Para penganut Rekontruksionisme berpendapat bahwa pengetahuan itu adalah merupakan konstruksi dari kita yang sedang belajar. Pengetahuan bukanlah kumpulan fakta dari suatu kenyataan yang sedang dipelajari, tetapi merupakan konstruksi kognitif seseorang terhadap obyek, pengalaman, maupun lingkungannya. Pengetahuan bukanlah sesuatu yang sudah ada disana dan orang tinggal mengambilnya, tetapi merupakan suatu bentukan terus menerus dari seseorang yang setiap kali mengadakan reorganisasi karena munculnya pemahaman yang baru
Kaum Rekontruksionisme menyatakan bahwa manusia dapat mengetahui sesuatu dengan inderanya. Dengan berinteraksi terhadap objek dan lingkungannya melalui proses melihat, mendengar, menjamah, membau dan merasakan, orang dapat mengetahui sesuatu. Misalnya, dengan mengamati air, bermain dengan air, mengoperasikan air, orang membentuk pengetahuan akan air. Menurut von Glaserfeld, tokoh filsafat Rekontruksionisme di AS, pengetahuan bukanlah suatu barang yang dapat dipindahkan dari pikiran seseorang yang mempunyai pengetahuan (guru) ke pikiran orang yang belum punya pengetahuan (murid). Bahkan bila guru bermaksud untuk mentransfer konsep, ide dan pengertiannya kepada murid, pemindahan itu harus diinterpretasikan dan dikonstruksikan oleh murid sendiri dengan pengalaman mereka.

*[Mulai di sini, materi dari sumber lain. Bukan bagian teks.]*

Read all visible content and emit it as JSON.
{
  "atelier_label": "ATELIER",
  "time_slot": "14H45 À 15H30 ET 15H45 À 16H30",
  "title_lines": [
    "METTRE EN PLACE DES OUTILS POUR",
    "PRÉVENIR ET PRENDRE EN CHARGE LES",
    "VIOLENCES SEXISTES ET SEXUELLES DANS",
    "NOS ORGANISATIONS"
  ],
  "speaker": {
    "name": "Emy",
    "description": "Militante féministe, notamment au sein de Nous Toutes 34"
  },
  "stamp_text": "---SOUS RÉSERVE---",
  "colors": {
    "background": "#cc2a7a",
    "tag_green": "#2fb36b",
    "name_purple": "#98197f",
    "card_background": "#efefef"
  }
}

Von Glaserfeld menyebutkan beberapa kemampuan yang diperlukan untuk proses pembentukan pengetahuan itu, seperti (1) kemampuan mengingat dan mengungkapkan kembali pengalaman, (2) kemampuan membandingkan dan mengambil keputusan akan kesamaan dan perbedaan, dan (3) kemampuan untuk lebih menyukai suatu pengalaman yang satu daripada yang lain. Kemampuan mengingat dan mengungkapkan kembali pengalaman sangat penting karena pengetahuan dibentuk oleh interaksi dengan pengalaman-pengalaman tersebut. Kemampuan membandingkan sangat penting untuk dapat menarik sesuatu sifat yang lebih umum dari pengalaman-pengalaman khusus lalu dapat melihat kesamaan dan perbedaannya untuk dapat membuat klasifikasi dan membangun suatu pengetahuan. Karena seseorang lebih menyukai pengalaman tertentu daripada yang lain maka muncul juga soal nilai dari pengetahuan yang kita konstruksikan.

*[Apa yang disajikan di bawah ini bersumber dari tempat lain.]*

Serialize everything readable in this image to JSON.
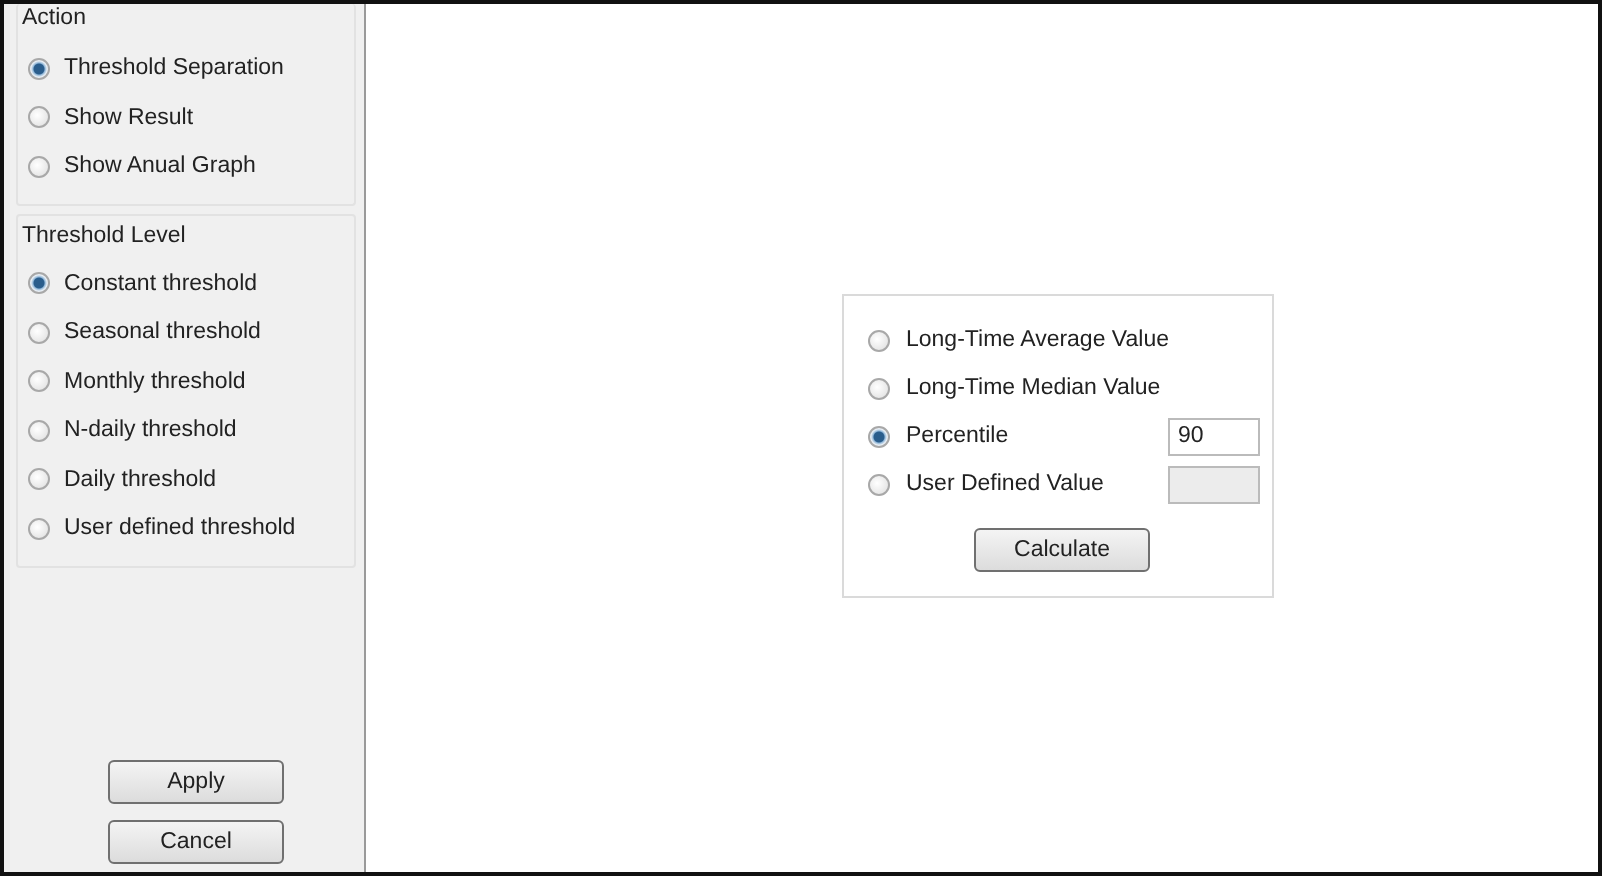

Bagi kaum Rekontruksionisme, pengetahuan bukanlah kenyataan ontologis. Malah secara ekstrem mereka menyatakan bahwa kita tidak dapat mengerti realitas (kenyataan) yang sesungguhnya. Yang kita mengerti, bila boleh disebut suatu realitas, adalah sktruktur konstruksi kita akan suatu objek. Bettencourt menyatakan memang rekonstruktivisme tidak bertujuan mengerti realitas, tetapi lebih mau menekankan bagaimana kita tahu atau menjadi tahu. Bagi rekonstruktivisme, realitas hanya ada sejauh berhubungan dengan pengamat. Lalu bagaimana dengan soal kebenaran? Bagaimana kita tahu bahwa pengetahuan yang kita bentuk itu benar? Rekontruksionisme meletakkan kebenaran dari pengetahuan dalam viabilitasnya, yaitu berlakunya konsep atau pengetahuan itu dalam penggunaan. Apakah pengetahuan itu dapat digunakan dalam menghadapi macam-macam persoalan yang berkaitan. Semakin dalam dan luas suatu pengetahuan dapat digunakan, semakin luas kebenarannya. Dalam kaitan ini maka pengetahuan ada tarafnya, mulai dari yang berlaku secara terbatas sampai yang lebih umum.

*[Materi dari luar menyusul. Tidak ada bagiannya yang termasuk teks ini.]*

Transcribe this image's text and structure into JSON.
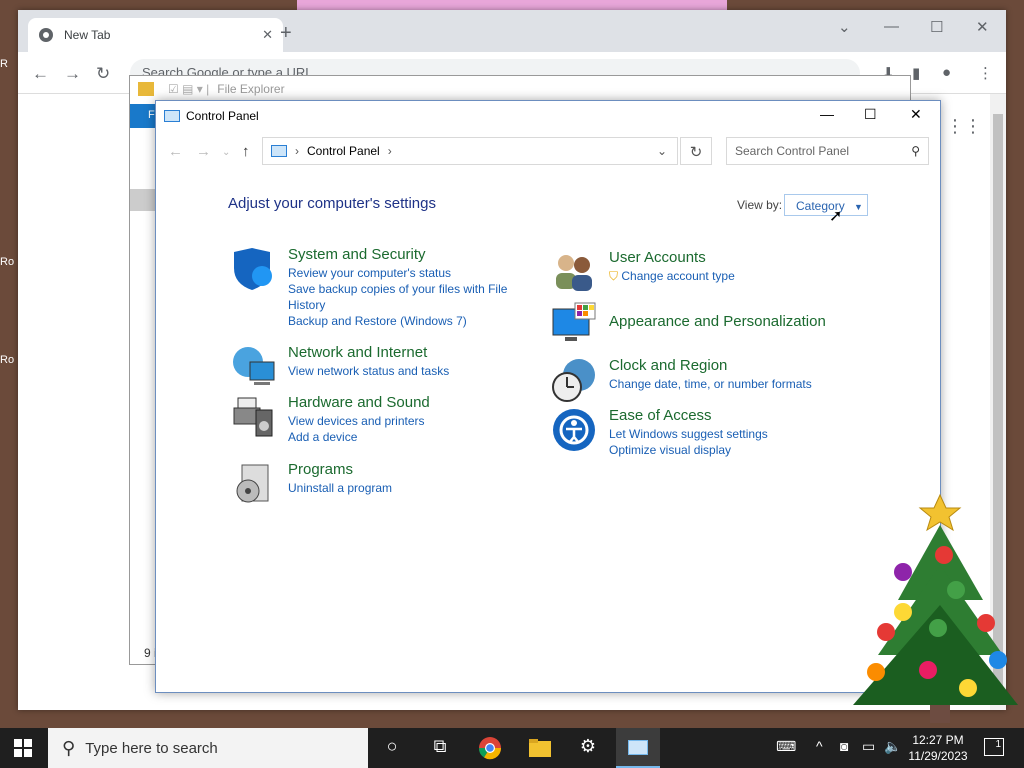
{
  "desktop": {
    "icon_labels": [
      "R",
      "Ro",
      "Ro"
    ]
  },
  "chrome": {
    "tab_title": "New Tab",
    "omnibox_placeholder": "Search Google or type a URL"
  },
  "file_explorer": {
    "title": "File Explorer",
    "ribbon_file": "F",
    "status": "9 i"
  },
  "control_panel": {
    "window_title": "Control Panel",
    "breadcrumb": "Control Panel",
    "search_placeholder": "Search Control Panel",
    "heading": "Adjust your computer's settings",
    "view_by_label": "View by:",
    "view_by_value": "Category",
    "categories": [
      {
        "title": "System and Security",
        "links": [
          "Review your computer's status",
          "Save backup copies of your files with File History",
          "Backup and Restore (Windows 7)"
        ],
        "icon": "shield-icon"
      },
      {
        "title": "Network and Internet",
        "links": [
          "View network status and tasks"
        ],
        "icon": "network-globe-icon"
      },
      {
        "title": "Hardware and Sound",
        "links": [
          "View devices and printers",
          "Add a device"
        ],
        "icon": "printer-speaker-icon"
      },
      {
        "title": "Programs",
        "links": [
          "Uninstall a program"
        ],
        "icon": "programs-disc-icon"
      },
      {
        "title": "User Accounts",
        "links": [
          "Change account type"
        ],
        "icon": "users-icon"
      },
      {
        "title": "Appearance and Personalization",
        "links": [],
        "icon": "monitor-palette-icon"
      },
      {
        "title": "Clock and Region",
        "links": [
          "Change date, time, or number formats"
        ],
        "icon": "clock-globe-icon"
      },
      {
        "title": "Ease of Access",
        "links": [
          "Let Windows suggest settings",
          "Optimize visual display"
        ],
        "icon": "ease-of-access-icon"
      }
    ]
  },
  "taskbar": {
    "search_placeholder": "Type here to search",
    "time": "12:27 PM",
    "date": "11/29/2023",
    "notification_count": "1"
  },
  "colors": {
    "accent": "#0078d7",
    "link": "#1a5fb4",
    "category_title": "#1b6a2f",
    "heading": "#1e3287"
  }
}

Yang membatasi konstruksi pengetahuan Bettencourt menyebutkan beberapa hal yang dapat membatasi proses konstruksi pengetahuan, yaitu (1) konstruksi yang lama, (2) domain pengalaman kita, dan (3) jaringan struktur kognitif kita. Proses dan hasil konstruksi pengetahuan kita yang lalu menjadi pembatas konstruksi pengetahuan kita yang mendatang. Pengalaman akan fenomena yang baru menjadi unsur yang penting dalam pembentukan dan pengembangan pengetahuan, dan keterbatasan pengalaman akan membatasi pengetahuan kita pula. Dalam bidang pengetahuan alam, misalnya, sangat jelas peranan pengalaman dan percobaan-percobaan dalam perkembangan hukum, teori dan konsep-konsep ilmu tersebut. Konsep, gagasan, gambaran, teori dan lain-lain saling berhubungan satu dengan yang lain membentuk struktur kognitif seseorang. Oleh Toulmin struktur itu disebut ekologi konseptual. Orang cenderung untuk menjaga stabilitas ekologi tersebut dengan setiap kali mencocokkan pengetahuan yang baru dengan ekologi konseptual di atas. Inilah yang juga dapat menghambat perkembangan pengetahuan.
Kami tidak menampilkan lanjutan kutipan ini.